655. CD133-Targeted Oncolytic Adenovirus Exhibits Anti-Tumor Effect by Attacking Colon Cancer Stem Cells

Abstract

Colorectal cancer is the third most common cancer in the world and about 50% of patients relapse after treatment. Cancer stem cells (CSCs) have contribution to recurrence, metastasis and and chemotherapy resistant of colorectal cancers. CD133 (Prominin-1), a member of the transmembrane glycoprotein family, is a marker of CSCs in several cancers and is also generally accepted as a colorectal cancer stem cell marker. CD133 expression was correlated with recurrence, metastases and chemotherapy resistance, as well as poor prognosis in colorectal cancer. It is therefore reasonable to develop CSCs-directed therapeutic strategies by employing CD133 as a target molecule. Recently, we have established a method for isolating transductionally-targeted adenovirus by high-throughput screening.In this study, the CD133-specific Oncolytic Adenovirus (OAd) was isolated by using this novel system, and the resultant virus was tested for the oncolytic activity both in vitro and in vivo.

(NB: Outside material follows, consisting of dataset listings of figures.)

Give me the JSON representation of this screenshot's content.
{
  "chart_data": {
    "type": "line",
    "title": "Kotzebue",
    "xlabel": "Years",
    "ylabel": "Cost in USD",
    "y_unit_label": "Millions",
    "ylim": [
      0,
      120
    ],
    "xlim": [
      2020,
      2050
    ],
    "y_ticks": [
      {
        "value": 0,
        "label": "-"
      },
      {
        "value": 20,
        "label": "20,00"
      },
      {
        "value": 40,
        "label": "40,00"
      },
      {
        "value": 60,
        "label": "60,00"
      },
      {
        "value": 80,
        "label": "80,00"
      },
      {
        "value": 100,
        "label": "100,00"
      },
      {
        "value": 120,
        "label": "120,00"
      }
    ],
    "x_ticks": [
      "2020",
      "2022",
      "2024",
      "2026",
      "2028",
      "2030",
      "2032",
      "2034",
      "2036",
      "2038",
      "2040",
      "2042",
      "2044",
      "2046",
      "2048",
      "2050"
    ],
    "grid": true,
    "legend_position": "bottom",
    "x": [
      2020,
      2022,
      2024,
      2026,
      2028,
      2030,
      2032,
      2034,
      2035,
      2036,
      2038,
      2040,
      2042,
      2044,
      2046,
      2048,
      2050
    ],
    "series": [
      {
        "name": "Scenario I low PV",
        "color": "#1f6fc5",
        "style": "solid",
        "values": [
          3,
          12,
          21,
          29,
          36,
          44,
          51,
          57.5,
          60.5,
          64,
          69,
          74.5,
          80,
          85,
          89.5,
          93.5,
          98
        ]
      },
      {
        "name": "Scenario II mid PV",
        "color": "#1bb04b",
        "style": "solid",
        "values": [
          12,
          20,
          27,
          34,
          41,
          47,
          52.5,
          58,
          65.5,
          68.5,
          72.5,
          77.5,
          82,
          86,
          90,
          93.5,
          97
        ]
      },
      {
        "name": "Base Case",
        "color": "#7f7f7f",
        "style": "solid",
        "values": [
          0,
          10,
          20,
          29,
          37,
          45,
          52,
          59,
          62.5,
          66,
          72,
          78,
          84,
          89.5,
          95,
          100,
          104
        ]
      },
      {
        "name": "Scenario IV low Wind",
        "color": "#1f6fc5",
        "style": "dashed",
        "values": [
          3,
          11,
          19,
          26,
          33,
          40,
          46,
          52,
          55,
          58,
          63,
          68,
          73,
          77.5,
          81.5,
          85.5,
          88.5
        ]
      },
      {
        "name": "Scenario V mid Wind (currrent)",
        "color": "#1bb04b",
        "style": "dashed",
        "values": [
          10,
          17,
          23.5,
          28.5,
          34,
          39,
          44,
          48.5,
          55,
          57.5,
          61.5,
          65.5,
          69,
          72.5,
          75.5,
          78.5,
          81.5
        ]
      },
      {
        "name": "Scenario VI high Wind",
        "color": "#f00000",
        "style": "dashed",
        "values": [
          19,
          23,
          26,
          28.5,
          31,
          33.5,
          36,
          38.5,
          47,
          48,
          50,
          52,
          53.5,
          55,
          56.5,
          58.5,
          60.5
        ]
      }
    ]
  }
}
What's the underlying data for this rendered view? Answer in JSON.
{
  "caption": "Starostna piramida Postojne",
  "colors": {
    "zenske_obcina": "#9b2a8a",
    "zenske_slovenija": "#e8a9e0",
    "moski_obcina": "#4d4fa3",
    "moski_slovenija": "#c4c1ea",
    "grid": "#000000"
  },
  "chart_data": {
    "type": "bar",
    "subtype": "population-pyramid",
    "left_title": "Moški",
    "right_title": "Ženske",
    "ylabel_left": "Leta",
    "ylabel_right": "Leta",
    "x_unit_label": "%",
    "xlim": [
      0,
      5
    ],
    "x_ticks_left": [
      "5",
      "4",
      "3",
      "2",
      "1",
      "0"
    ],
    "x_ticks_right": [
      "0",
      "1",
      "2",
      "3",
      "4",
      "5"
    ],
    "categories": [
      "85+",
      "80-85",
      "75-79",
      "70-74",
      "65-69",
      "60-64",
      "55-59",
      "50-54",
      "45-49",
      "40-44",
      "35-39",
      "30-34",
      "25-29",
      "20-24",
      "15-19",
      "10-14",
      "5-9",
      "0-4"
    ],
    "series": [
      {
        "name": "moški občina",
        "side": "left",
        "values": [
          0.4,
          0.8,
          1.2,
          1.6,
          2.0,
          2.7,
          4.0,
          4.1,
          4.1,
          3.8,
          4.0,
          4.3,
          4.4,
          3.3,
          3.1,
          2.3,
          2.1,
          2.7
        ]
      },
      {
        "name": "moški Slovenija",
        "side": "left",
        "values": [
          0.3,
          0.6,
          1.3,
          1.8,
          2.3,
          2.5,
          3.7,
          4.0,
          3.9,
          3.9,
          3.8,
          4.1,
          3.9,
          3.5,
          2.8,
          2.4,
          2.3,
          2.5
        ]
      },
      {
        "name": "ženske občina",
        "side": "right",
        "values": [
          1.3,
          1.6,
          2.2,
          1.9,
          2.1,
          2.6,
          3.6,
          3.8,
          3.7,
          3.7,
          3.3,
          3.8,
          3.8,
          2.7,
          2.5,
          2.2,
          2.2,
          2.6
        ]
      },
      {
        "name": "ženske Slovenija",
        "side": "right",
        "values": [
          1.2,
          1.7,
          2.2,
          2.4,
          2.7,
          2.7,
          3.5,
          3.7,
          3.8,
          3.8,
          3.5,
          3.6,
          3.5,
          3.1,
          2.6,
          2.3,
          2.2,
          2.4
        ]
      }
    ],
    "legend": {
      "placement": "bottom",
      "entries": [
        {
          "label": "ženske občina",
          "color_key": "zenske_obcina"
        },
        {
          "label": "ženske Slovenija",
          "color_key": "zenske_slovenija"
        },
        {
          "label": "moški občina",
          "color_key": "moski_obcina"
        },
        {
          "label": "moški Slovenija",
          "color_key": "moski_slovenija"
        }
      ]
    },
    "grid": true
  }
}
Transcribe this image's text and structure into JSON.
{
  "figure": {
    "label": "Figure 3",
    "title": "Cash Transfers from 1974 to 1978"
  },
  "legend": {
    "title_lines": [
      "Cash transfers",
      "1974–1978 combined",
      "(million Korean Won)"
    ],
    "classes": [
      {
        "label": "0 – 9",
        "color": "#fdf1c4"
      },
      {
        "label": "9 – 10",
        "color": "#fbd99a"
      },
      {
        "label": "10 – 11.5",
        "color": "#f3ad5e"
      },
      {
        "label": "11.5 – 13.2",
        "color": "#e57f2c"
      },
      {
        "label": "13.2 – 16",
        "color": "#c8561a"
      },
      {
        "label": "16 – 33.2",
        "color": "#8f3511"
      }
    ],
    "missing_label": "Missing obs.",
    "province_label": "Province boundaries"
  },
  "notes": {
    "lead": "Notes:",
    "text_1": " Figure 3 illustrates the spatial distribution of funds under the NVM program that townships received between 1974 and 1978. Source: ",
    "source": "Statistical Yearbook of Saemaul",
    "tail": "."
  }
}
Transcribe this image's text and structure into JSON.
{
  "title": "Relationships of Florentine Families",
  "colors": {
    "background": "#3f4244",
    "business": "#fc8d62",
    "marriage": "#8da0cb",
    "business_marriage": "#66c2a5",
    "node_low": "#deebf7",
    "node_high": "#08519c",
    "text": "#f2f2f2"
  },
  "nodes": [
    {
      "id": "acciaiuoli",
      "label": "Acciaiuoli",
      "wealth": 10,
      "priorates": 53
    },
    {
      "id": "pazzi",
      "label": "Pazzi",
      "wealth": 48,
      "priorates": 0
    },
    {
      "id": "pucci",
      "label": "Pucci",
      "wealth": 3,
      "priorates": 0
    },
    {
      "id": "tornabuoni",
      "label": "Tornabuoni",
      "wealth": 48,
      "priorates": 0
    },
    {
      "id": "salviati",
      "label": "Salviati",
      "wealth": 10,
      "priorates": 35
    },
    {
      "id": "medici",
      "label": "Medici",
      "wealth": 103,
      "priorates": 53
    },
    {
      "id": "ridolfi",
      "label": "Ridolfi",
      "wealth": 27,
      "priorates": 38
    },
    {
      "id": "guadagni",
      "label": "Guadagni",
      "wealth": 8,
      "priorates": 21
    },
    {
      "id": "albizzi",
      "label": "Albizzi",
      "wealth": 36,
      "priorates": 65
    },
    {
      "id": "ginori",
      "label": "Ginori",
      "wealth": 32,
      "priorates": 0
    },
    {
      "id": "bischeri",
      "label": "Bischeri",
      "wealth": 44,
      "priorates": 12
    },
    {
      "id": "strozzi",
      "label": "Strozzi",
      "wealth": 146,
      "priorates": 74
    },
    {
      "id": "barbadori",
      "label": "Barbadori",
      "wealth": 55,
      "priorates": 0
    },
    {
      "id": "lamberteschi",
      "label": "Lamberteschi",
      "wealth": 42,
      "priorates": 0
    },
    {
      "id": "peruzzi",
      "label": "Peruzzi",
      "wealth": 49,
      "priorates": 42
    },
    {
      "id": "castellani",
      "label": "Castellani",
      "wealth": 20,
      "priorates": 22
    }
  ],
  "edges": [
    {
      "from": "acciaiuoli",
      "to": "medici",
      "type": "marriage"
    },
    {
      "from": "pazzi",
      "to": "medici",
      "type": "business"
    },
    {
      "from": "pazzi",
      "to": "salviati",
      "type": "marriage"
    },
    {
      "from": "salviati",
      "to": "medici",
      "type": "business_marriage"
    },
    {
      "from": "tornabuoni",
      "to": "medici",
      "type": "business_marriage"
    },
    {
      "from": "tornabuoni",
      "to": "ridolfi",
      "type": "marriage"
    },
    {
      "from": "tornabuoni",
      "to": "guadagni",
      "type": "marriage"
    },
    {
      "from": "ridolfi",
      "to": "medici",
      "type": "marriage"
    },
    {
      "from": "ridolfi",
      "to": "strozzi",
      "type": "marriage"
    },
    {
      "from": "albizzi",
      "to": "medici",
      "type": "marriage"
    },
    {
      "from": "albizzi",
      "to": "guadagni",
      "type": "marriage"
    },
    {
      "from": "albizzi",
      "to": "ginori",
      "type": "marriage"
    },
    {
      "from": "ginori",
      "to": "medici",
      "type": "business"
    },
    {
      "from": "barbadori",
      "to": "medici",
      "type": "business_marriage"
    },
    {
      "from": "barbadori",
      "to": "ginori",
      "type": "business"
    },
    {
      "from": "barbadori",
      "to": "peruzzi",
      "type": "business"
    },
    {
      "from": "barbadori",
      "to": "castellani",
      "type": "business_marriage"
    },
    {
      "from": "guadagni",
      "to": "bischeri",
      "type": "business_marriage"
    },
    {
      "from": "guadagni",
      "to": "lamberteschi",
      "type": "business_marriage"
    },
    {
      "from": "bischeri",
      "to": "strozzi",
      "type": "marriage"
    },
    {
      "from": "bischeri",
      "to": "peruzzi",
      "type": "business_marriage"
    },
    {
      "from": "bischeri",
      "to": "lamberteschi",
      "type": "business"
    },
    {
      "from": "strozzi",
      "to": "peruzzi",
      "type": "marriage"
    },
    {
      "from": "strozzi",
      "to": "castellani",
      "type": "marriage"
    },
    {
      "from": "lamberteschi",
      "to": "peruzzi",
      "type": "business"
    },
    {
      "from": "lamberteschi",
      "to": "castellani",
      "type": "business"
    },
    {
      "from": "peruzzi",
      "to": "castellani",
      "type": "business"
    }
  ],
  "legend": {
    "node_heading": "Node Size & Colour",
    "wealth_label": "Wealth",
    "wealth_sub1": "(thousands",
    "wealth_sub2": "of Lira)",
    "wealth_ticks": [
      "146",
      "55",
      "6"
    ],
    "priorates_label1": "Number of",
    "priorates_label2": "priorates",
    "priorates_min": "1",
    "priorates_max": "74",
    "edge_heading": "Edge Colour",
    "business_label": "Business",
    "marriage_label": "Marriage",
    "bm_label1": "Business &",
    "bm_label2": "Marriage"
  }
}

CD133-targeted OAd (AdML-TYML) showed strong binding to CD133-positive cells (293-CD133 and LoVo (CD133 (+) human colon carcinoma)), not to CD133-negative cells (parental 293 and LS174T (CD133 (-) human colon carcinoma)) and this virus also showed strong oncolysis selectively in LoVo cells, whereas there was no effect on LS174T cells. In the analyses of the effect of AdML-TYML on colorectal cancer stem cells, CD133-targeted OAd treatment leads to inhibition of tumor establishment of CD133-positive colorectal cancer cell lines in nude mice. 100% of the mice inoculated with non-infected LoVo cells had developed tumors, while 0% of the mice inoculated with AdML-TYML infected LoVo cells had done so. In addition, when the anti-tumor effect of the CD133-targeted OAd was analyzed in established tumors of CD133(+) colorectal cancer subcutaneous xenografts, intra-tumor (i.t.) administration of AdML-TYML exhibited significantly stronger antitumor effect compared to its counterpart with wild type fiber.We focused on the CD133 as a target molecule of CSCs in colon cancer and successfully identified potent CD133-targeting OAd using high-throughput screening system. The CD133-targeted OAd exhibited selective infectivity and oncolysis to CD133-positive cells and anti-tumorigenic activity against colon cancer cells. The ability of CSCs-targeted Ad such as CD133-targeted OAd to infect and kill CSCs has important implications for the prevention of metastases and relapses in a variety of cancers.